The Peabody Awards have grown to be a staple of media since their beginning in 1940, as the committee awards programs they see as excellent in quality. Beginning with only awards for radio, the group soon expanded to television, giving tv shows their due credit since 1948.
While the actual awards ceremony has yet to occur, the Awards committee follows an unusual process by announcing the winners ahead of the actual ceremony, where the recipients receive their prizes. With Fred Armisen confirmed as the host of the 2015 festivities, which will take place on May 31st, the group has now announced the Entertainment Program winners for the 74th incarnation of the awards, along with their reasoning. The winners, who join already-announced recipients Sir David Attenborough and Afropop Worldwide, can be seen below.
- The Americans (FX)
In this ingenious, addictive cliffhanger, Reagan-era Soviet spies – married with children and a seemingly endless supply of wigs – operate out of a lovely 3BR home in a suburb of Washington, D.C. Between their nail-biter missions (and sometimes in the midst of them), the series contemplates duty, honor, parental responsibility, fidelity, both nationalistic and marital, and what it means to be an American.
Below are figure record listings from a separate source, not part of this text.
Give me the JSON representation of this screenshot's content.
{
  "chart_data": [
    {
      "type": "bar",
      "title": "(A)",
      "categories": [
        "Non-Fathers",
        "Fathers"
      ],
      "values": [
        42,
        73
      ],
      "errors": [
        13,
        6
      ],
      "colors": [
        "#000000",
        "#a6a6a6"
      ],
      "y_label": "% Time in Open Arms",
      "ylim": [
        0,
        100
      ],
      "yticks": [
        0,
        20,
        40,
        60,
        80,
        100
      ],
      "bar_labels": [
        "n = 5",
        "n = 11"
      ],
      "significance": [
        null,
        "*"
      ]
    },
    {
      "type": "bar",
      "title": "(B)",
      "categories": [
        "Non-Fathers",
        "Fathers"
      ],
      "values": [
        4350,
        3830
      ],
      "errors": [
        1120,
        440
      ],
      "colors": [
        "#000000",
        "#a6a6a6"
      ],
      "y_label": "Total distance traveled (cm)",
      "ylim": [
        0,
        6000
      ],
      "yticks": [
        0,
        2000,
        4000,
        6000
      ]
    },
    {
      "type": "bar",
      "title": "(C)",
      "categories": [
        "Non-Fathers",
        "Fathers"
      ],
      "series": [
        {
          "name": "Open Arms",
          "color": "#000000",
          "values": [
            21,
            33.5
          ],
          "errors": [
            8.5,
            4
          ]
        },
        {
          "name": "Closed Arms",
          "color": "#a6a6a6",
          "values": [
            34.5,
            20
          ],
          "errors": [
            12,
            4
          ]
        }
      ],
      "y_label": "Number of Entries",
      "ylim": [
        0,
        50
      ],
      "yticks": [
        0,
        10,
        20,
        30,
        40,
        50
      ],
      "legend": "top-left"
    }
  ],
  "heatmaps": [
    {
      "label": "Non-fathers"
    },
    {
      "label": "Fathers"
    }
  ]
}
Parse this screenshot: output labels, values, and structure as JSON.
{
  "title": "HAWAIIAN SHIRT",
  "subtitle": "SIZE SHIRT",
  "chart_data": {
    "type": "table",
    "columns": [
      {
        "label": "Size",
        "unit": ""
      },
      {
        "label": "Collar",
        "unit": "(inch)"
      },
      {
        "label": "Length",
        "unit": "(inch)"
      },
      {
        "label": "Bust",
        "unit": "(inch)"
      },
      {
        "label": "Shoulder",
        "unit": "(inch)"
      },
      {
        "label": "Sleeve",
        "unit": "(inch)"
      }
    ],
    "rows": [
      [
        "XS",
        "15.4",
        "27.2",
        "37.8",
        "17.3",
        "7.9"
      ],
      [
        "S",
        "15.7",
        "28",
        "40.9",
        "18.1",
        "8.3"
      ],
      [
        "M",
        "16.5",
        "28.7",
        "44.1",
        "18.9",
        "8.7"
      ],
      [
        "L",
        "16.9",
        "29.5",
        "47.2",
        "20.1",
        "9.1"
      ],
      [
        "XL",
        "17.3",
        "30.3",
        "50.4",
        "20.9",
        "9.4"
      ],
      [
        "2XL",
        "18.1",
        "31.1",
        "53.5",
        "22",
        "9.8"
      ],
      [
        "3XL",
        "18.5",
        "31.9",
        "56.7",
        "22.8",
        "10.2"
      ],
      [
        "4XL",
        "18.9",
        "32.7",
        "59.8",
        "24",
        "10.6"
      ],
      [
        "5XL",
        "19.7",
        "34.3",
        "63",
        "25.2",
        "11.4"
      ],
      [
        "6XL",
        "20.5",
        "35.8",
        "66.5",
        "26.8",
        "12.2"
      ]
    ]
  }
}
- Black Mirror (Channel 4)
This cinematically arresting, brilliantly written series from England is an anthology of dark-side tales – dark as a black hole. If its narrative shocks don’t wreck your sleep pattern, its moral conundrums will.
- Fargo (FX)
Fargo, the series, boasts the same snow-swept backdrop and dark, deadpan ambience as the Oscar-winning movie but tells a different, more complicated story. Its villain, Billy Bob Thornton’s mischievous, murderous, charismatic Lorne Malvo, is a character worthy of Norse mythology.
- The Honorable Woman (SundanceTV)
A visually rich, densely-plotted thriller set against the backdrop of the Israeli-Palestine conflict, it suggests complexities and age-old vendettas that often escape even the best documentaries, to say nothing of the evening news.
- Inside Amy Schumer (Comedy Central)
Schumer’s wholesome, disarming “Brady Bunch” looks belie and enhance a comic intelligence that’s smart, distinctively female and amiably profane, whether she’s applying it to sketch comedy, stand-up, or person-on-the-street interviews.
- Jane the Virgin (The CW)
Immaculately conceived, it’s a smart, self-aware telenovela that knows when and how to wink at itself. Its Latina lead, Gina Rodriguez, is incandescent.
- The Knick (Cinemax)
Graphic, gripping, unapologetically grisly when it has to be, this lavish historical drama masterfully dissects surgical experimentation, doctors’ egos, race relations and social mores in the New York City of 100 years ago. It gives new meaning to the term “operating theater.”
- Last Week Tonight with John Oliver (HBO)
A most worthy addition to the news-as-comedy genre, Last Week Tonight doesn’t just satirize the previous week’s news, it engages in fresh, feisty investigative reports that “real” news programs would do well to emulate.
- Rectify (SundanceTV)
A powerful, subtle dramatic series about a death-row inmate released after nearly two decades thanks to new DNA evidence, it ponders whether what’s been lost can ever be repaid, not just to him but to everyone he and his alleged crimes touched.